Linear Regression

Posted on June 28, 2024 by Felipe Aníbal

Last updated on July 2nd, 2024

Linear Regression is a topic long studied in statistics and recently it has been widely used in machine learning models. Because of its its simplicity and efficiency, in some applications it is considered a good practice to test new models with linear regression before attempting more sophisticated algorithms.

Gaining intuition

Imagine we have information about the number of people that visited a given store in São Paulo and the total sales at that store in 9 different months. Imagine the information is as follows:

If the owner of that store wanted to estimate the number of sales on a given month based on the number of people that visited the store, one strategy would be to use a 'trendline' to estimate the sales. A trendline is line that captures the "trend" in the data, that is, a line that approximates the data. One example is given bellow:

With that line the owner of the store can predict that if 20 people visit the store, the sales will be around $1000, and if 120 people visit the store, the sales will be around $5050.

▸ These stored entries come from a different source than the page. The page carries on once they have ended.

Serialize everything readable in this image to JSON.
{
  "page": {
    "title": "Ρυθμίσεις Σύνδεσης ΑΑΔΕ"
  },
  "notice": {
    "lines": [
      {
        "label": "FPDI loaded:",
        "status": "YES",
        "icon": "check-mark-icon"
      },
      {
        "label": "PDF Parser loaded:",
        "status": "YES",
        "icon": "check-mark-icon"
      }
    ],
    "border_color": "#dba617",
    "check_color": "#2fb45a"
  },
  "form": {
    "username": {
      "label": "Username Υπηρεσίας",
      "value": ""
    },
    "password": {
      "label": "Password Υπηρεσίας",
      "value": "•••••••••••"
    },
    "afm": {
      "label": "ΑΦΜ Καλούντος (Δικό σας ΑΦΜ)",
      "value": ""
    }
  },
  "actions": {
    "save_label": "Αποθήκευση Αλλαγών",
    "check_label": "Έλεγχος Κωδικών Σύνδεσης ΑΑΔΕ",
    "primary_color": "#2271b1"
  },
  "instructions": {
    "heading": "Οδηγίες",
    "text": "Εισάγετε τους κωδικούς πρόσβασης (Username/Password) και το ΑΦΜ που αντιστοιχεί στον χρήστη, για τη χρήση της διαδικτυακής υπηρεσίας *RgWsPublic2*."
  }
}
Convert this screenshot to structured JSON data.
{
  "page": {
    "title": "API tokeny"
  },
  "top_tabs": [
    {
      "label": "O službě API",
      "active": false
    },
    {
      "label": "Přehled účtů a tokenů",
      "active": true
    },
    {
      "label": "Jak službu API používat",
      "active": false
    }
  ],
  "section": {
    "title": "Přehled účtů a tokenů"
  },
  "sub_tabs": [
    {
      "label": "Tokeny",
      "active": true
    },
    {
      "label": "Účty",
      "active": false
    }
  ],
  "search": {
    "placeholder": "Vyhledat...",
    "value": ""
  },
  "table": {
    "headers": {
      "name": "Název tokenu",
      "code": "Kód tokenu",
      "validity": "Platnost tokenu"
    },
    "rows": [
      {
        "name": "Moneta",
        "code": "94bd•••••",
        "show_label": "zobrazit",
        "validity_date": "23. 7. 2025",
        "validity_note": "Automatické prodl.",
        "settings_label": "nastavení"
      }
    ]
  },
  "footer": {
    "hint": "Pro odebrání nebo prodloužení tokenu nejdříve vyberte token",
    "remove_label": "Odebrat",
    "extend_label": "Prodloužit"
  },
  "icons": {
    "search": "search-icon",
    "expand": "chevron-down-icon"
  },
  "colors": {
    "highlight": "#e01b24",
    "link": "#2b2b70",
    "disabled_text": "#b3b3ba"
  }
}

The challenge we face is that many lines can be said to approximate the data above. How can we chose the best one? As with any approximation, the line we choose will lead to errors. A natural idea is to choose the line that minimizes the sum of the errors in each point. That is precisely what we will do.

We can measure the error we make in a given estimation by taking the difference from our prediction (a point on the line) to the point in the dataset. That will give us the error we make at each point. Our model, for instance, tells us that if 100 people visit the store, the sales will be around $4100, while the data shows that sales were of $5500. The error we made with that estimate was of $1400. To get the total error we sum the errors at each point.

Since some points are above the line and some are bellow, we would have positive and negative numbers that could cancel out. To prevent that, a good strategy is to take the square of theses differences. Taking that into account, we can say the total error we make with a given line is $\sum_{i=1}^n (f(x_i) - y_i)^2 $, where $y_i$ is the y-coordinate of the data-point and $f(x_i)$ is our prediction. We will consider the best line, the one that reduces this error. This strategy is called least squares. When using this strategy it is computationally useful to divide the whole equation by N, the number of data-points we are considering. This then becomes the "mean squared error", and we avoid operations with big numbers.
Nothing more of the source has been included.